There is a lot of complicated connections between patients, their provider, their diagnoses, etc., and graphically representing this relationship data is one of the main highlights of using a NoSQL graph database (Park, Shankar, Park, & Ghosh, 2014). NoSQL (Not only Structured Query Language) databases are databases that are used to store data in non-relational databases i.e. graphical, document store, column-oriented, key-value, and object-oriented databases (Sadalage & Fowler, 2012; Services, 2015). Graph NoSQL databases are used drawing networks by showing the relationship between items in a graphical format that has been optimized for easy searching and editing (Services, 2015). Each item is considered a node and adding more nodes or relationships while traversing through them is made simpler through a graph database rather than a traditional database (Sadalage & Fowler, 2012). Some sample graph databases consist of Neo4j Pregel, etc. (Park et al., 2014).
Case Study: Graph Databases for large-scale healthcare systems: A framework for efficient data management and data services (Park et al., 2014)
Driver for data analytics needs: Finding areas for cost savings through anomaly detection algorithms, because currently there are a bunch of individual tables and non-normalized data that are replicated multiple times which is causing bottlenecks.
Problem: Understanding and establishing relationships between self-referrals and shared providers, which allows for the use of a collaborative filter.

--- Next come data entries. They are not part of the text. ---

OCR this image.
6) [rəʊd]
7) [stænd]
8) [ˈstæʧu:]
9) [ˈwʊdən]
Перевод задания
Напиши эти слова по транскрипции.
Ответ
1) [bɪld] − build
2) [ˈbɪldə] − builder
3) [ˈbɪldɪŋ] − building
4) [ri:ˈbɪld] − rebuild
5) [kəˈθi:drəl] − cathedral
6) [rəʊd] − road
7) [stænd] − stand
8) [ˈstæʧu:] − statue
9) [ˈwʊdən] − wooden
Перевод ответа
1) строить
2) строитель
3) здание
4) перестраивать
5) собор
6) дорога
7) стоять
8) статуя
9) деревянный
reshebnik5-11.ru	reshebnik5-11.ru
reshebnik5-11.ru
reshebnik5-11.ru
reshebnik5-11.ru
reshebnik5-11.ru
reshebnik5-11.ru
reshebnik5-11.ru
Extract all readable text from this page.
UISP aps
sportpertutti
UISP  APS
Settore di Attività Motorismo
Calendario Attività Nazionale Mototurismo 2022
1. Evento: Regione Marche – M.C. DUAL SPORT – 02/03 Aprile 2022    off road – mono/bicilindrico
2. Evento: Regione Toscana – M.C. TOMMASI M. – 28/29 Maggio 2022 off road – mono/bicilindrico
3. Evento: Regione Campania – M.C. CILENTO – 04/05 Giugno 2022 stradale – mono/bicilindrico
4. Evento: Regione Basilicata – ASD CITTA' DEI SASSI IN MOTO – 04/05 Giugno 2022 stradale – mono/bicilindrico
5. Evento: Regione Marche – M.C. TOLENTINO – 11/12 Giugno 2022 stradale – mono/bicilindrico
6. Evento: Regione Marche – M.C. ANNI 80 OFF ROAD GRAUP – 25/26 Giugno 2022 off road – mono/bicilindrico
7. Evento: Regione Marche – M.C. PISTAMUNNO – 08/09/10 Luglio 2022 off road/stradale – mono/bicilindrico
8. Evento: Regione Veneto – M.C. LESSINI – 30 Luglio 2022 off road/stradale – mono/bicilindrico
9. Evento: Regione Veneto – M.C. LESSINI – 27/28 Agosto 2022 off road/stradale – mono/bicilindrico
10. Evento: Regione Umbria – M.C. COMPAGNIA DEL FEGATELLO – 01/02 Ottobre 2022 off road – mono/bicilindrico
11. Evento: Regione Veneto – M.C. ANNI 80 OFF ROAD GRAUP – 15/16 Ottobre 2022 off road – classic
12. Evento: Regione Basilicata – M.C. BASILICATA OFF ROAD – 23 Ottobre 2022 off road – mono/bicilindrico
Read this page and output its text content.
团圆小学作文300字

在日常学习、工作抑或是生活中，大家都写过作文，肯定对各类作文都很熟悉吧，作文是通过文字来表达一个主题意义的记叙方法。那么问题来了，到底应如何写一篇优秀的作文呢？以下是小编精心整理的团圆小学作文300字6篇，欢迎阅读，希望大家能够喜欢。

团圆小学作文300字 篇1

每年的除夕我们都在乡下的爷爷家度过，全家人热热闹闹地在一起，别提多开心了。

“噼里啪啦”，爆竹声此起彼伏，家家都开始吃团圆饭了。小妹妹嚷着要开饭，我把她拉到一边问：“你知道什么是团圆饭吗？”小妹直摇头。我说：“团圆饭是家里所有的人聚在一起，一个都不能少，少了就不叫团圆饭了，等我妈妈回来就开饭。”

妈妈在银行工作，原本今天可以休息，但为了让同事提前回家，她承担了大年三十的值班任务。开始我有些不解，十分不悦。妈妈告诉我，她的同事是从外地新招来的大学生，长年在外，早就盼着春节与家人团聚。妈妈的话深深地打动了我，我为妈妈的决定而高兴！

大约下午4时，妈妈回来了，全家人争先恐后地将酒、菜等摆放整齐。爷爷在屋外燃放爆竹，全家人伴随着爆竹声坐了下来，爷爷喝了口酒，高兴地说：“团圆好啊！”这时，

System Needs: Data management needs error-tolerant and non-redundant database system, while data services need data retrieval, analytics queries, statistical data extraction and mining algorithms.
NoSQL Database used: Neo4J graph NoSQL Database using Cypher query to keep the data normalized and reduce the number of individual tables of data due to the advanced yet simple query capabilities
Methodology: Using the 3EG: 3NF Equivalent Graph Transformation algorithm to convert traditional relational database data into graph database data on realistic synthetic healthcare data. The synthetic healthcare data consists of zip-codes, diagnosis of disease, available procedures, beneficiary, claim, and providers. The data when flattened can showcase 1 M beneficiaries to 100 K providers, but in a graphical format, that same data will have 51 M nodes and 257 M relationships.
Queries Ran on the NoSQL Database:
- Shared providers between two beneficiaries
- Shared providers between two beneficiaries through either actual visits or by referrals
- List of shared diseases between two beneficiaries through their claim records
- Any link between two beneficiaries à helps to direct further investigations/queries
- Shared beneficiaries between two providers
- Self-referred beneficiaries for a given provider
- Similar claims based on diagnoses codes
- Patient wants to switch to a new provider based on a referral by another provider
Using 50 random queries for each of the 8 cases above: the time it took to run the first three cases was faster in a MySQL query, but by less than 0.0X seconds, whereas the last 5 cases the NoSQL was faster ranging from 0.5-40 seconds. As data size grew so did the processing time for the last five cases on MySQL grew.
Conclusions: The authors were able to show that with more highly advanced cases, MySQL takes more time than NoSQL. Thus, for big data analytics, NoSQL graph databases can help store dynamic relationship data as well as process more complex queries using fewer lines of code and faster than MySQL queries. This style of storing data allows the end-user in the healthcare field to ask more complex questions and get those answers promptly.
- Park, Y., Shankar, M., Park, B. H., & Ghosh, J. (2014). Graph databases for large-scale healthcare systems: A framework for efficient data management and data services. In Data Engineering Workshops (ICDEW), 2014 IEEE 30th International Conference on (pp. 12-19). IEEE.
- Sadalage, P. J., Fowler, M. (2012). NoSQL Distilled: A Brief Guide to the Emerging World of Polyglot Persistence, 1st Edition. [Bookshelf Online].
- Services, E. E. (2015). Data Science and Big Data Analytics: Discovering, Analyzing, Visualizing and Presenting Data, 1st Edition. [Bookshelf Online].